Nous venons juste de célébrer le trentième anniversaire de la chute du mur de Berlin, qui, après 40 ans de guerre froide, a stupéfait le monde, en direct sur toutes les chaînes de télévision. Construit dans la nuit du 12 au 13 août 1961 et d’une longueur de 155 km, ce « mur de la honte » pour les Allemands de l’Ouest et « mur de protection antifasciste » pour le gouvernement Est-allemand, a été pensé comme une véritable muraille (La capitale autrichienne fut aussi victime d’une semblable sectorisation à la fin de la seconde guerre mondiale) : mais la pérestroïska, le délitement du régime est-allemand et une déclaration prématurée d'un membre du SED (Sozialistische Einheitspartei Deutschlands), parti politique de la RDA, semblent avoir précipité la chute. Le 9 novembre 1989, Günter Schabowski déclare à une heure de grande écoute que « Les voyages privés vers l'étranger peuvent être autorisés sans présentation de justificatifs — motif du voyage ou lien de famille » et « immédiatement ». Cette refondation de l’Allemagne nous rappelle un épisode de l’histoire romaine, celui de la fondation de Rome et de la délimitation, à la fois matérielle et symbolique, de son espace.

Priori Remo augurium uenisse fertur, sex uultures ; iamque nuntiato augurio cum duplex numerus Romulo se ostendisset, utrumque regem sua multitudo consalutauerat : tempore illi praecepto, at hi numero auium regnum trahebant.  Inde cum altercatione congressi certamine irarum ad caedem uertuntur ; ibi in turba ictus Remus cecidit. Volgatior fama est ludibrio fratris Remum nouos transiluisse muros ; inde ab irato Romulo, cum uerbis quoque increpitans adiecisset « Sic deinde, quicumque alius transiliet moenia mea », interfectum. Ita solus potitus imperio Romulus ; condita urbs conditoris nomine appellata. Palatium primum, in quo ipse erat educatus, muniit.

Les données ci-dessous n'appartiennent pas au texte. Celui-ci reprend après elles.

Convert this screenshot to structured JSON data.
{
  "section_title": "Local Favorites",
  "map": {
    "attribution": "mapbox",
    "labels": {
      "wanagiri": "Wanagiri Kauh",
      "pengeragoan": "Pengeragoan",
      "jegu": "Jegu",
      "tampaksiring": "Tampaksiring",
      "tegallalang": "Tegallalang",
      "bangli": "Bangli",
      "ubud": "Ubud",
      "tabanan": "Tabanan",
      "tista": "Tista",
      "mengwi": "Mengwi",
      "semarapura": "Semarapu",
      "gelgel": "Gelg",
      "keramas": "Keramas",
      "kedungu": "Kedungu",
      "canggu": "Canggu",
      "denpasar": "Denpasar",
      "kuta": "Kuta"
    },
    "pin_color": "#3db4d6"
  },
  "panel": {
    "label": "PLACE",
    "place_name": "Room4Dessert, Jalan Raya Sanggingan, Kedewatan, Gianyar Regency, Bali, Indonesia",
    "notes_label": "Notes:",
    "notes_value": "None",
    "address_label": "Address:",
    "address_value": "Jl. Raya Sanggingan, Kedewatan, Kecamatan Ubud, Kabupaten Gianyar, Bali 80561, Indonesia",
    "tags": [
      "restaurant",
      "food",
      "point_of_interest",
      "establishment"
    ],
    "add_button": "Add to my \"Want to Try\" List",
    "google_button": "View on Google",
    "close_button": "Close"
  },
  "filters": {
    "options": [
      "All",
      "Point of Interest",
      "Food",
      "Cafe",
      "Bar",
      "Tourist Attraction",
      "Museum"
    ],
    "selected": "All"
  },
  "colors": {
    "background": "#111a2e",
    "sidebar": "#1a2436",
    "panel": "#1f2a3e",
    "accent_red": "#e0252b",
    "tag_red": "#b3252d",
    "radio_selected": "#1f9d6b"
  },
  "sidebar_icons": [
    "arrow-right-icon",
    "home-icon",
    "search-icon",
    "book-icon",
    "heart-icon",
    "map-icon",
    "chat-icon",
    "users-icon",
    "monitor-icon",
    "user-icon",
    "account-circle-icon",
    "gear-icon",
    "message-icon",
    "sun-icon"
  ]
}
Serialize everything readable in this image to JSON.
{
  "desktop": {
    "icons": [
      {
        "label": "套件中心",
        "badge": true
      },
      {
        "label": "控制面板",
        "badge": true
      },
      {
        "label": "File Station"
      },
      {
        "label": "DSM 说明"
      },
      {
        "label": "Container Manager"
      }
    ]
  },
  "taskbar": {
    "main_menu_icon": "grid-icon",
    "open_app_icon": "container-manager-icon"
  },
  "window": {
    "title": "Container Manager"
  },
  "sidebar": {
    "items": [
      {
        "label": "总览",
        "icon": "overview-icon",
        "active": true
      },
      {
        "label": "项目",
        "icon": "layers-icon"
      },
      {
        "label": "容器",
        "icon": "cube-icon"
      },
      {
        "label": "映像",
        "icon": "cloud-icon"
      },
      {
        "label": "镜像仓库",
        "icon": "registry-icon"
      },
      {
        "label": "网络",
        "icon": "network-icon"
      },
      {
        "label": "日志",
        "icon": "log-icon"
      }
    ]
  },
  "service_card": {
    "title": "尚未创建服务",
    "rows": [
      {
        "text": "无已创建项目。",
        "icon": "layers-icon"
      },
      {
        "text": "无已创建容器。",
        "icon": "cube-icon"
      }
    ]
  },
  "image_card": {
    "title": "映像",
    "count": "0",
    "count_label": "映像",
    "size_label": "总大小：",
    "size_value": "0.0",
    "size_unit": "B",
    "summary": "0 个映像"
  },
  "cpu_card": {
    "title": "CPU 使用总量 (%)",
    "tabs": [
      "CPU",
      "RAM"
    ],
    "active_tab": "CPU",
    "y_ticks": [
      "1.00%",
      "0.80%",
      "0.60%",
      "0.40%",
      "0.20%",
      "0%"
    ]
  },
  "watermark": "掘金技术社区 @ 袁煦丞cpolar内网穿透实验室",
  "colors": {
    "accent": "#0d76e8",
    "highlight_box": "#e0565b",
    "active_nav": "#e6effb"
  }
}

Ce fut d’abord Rémus qui obtint, dit-on, un augure : six vautours. Il venait de le signaler quand le double s’en présenta à Romulus. Chacun d’eux fut proclamé roi par son groupe. Les uns faisaient valoir la priorité, les autres, le nombre des oiseaux pour tirer à eux la royauté. On discute ; on en vient aux mains ; les colères s’exaspèrent et dégénèrent en lutte meurtrière. C’est alors que, dans la bagarre, Rémus tomba frappé à mort. Selon une tradition plus répandue, Rémus, pour se moquer de son frère, aurait franchi d’un saut les murailles nouvelles, et Romulus, irrité, l’aurait tué en ajoutant cette apostrophe : « ainsi [périsse] à l’avenir quiconque franchira mes murailles. » Romulus resta donc seul maître du pouvoir, et, après sa fondation, la ville prit le nom de son fondateur. Il fortifia d’abord le Palatin, sur lequel il avait été élevé.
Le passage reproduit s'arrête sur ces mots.